Tiros, batidas de carro e uma infinidade de outros eventos trágicos podem causar lesões no corpo humano que – em casos extremos – podem drenar até 50% ou mais do sangue de uma pessoa. Nessa situação, o coração permanece funcionando por até dez minutos, e o cérebro começa a morrer em torno de dois minutos após o ferimento.
Esse tempo – muitas vezes – não é suficiente para a chegada do socorro médico, diminuindo drasticamente a chance de sobrevivência do indivíduo. Mesmo que os primeiros socorros sejam aplicados rapidamente, o transporte da pessoa até um hospital pode levar mais tempo do que o necessário para salvar uma vida.

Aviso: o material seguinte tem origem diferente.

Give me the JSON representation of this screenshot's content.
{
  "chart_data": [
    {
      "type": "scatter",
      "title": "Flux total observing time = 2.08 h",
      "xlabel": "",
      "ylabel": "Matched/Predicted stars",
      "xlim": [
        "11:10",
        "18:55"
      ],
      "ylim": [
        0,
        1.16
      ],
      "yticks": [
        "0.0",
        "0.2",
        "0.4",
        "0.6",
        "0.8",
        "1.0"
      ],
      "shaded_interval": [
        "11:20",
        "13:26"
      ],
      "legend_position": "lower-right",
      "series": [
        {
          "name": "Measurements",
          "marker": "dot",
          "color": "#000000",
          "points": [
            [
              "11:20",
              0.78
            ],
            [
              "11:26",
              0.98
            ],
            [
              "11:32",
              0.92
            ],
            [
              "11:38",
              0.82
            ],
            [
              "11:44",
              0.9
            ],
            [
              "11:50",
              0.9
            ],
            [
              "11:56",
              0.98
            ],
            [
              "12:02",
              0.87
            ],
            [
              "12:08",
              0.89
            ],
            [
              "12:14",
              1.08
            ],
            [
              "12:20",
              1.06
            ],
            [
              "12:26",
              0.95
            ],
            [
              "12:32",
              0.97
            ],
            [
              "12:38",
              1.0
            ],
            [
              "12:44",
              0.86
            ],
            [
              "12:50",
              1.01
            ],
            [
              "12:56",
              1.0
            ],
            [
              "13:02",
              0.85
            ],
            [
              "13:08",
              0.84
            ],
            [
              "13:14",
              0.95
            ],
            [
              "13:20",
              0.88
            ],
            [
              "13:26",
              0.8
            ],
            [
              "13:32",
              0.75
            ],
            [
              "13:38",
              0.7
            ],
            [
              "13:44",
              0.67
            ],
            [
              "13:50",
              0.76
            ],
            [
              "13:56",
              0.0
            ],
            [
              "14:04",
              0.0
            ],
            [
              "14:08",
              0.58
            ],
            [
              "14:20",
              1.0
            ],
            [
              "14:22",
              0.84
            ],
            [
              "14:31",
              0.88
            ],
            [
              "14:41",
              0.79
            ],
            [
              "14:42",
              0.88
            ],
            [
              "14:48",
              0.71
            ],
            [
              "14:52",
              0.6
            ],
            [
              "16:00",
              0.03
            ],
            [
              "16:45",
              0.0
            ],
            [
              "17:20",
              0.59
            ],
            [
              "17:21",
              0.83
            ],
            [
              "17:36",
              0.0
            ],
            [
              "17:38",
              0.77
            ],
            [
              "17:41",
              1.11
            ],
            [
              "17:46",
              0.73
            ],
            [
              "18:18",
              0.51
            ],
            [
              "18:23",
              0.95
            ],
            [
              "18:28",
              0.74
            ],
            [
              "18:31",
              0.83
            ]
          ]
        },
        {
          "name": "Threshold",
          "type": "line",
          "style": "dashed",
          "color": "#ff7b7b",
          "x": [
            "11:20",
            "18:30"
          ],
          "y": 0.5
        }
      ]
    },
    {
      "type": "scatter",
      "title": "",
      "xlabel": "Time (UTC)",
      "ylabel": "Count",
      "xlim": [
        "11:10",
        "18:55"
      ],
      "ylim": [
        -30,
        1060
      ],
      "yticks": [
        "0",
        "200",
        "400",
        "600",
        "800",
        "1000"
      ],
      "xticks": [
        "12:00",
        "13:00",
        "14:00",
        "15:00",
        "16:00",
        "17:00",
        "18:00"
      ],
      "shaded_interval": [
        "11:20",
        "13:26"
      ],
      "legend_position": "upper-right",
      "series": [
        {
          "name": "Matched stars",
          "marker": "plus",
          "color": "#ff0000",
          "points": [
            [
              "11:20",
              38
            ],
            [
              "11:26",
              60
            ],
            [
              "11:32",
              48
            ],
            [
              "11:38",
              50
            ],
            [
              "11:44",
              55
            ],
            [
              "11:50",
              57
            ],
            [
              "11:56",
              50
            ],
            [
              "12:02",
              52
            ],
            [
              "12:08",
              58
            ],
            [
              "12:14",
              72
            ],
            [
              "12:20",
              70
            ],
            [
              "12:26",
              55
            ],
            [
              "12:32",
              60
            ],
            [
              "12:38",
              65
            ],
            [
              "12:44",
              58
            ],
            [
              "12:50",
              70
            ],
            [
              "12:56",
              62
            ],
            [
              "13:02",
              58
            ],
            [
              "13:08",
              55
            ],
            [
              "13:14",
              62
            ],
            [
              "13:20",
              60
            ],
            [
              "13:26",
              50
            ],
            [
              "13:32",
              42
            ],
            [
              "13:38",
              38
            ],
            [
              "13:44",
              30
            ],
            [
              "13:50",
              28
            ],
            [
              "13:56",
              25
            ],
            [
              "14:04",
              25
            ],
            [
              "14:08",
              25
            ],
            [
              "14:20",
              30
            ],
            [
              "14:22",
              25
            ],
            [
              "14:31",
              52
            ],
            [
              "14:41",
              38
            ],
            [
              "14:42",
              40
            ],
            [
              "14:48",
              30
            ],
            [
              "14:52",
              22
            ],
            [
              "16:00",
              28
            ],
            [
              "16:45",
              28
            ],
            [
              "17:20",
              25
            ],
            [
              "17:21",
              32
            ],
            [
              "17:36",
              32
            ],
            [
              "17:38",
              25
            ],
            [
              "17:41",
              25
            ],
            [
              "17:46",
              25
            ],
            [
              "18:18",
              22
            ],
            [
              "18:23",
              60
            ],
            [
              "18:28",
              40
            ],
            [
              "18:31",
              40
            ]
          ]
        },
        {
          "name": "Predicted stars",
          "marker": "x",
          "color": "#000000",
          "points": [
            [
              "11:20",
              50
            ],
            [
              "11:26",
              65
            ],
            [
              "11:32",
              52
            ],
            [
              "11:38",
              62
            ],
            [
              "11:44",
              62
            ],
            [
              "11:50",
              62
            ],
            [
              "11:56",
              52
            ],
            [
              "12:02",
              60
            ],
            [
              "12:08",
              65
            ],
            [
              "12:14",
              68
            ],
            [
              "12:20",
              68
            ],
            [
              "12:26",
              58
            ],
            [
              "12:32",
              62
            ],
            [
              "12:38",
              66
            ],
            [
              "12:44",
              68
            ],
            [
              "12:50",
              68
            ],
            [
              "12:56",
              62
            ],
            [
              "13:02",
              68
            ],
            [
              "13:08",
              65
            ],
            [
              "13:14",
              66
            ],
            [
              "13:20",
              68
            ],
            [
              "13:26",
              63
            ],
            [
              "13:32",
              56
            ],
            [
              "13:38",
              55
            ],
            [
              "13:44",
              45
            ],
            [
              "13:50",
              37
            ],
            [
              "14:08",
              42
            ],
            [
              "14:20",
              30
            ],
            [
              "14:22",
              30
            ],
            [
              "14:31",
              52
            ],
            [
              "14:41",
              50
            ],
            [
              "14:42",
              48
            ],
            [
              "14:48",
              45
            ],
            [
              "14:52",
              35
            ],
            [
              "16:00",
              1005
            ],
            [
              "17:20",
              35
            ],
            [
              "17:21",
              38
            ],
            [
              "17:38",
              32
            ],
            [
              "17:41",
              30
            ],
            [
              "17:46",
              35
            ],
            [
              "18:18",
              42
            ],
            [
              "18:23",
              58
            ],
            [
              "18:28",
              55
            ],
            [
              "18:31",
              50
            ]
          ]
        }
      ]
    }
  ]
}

Com a técnica de resfriamento anóxico – sem a presença de oxigênio – desenvolvida pelo americano, entretanto, espera-se que seja possível estabilizar a vítima até a chegada a um centro médico capaz de aplicar uma transfusão e impedir que mais sangue se perca, levando com ele a vida da pessoa.
Além de oferecer uma maior chance de sobrevivência para feridos, a técnica americana também pode permitir uma melhor conservação de órgãos para transplante, aumentando a margem de tempo entre a remoção e a cirurgia de instalação do órgão no paciente.
Em ambos os casos, para reverter o processo de animação suspensa basta fornecer – à pessoa ou ao órgão – oxigênio e calor. Vale lembrar que as temperaturas utilizadas por Roth em sua pesquisa não chegam ao ponto de congelamento, permitindo assim que sejam utilizadas mesmo em ambulâncias e outros veículos de transporte médico ou militar.
Morte e vida
Segundo o próprio Mark Roth, sua pesquisa – além de auxiliar na prevenção do falecimento acidental – também ajuda a desvendar um dos grandes mistérios da humanidade: a diferença entre a vida e a morte, também retratada no cinema em filmes como 21 Gramas (“21 grams” – 2003). Nas palavras do pesquisador, “a relação entre morte e vida tem realmente a ver com a ordem correta dessas relações celulares”.
Só se espera que este tipo de desenvolvimento médico, quando realmente aplicado no mundo real, não resulte no surgimento de uma ameaça zumbi como acontece em Resident Evil (2002).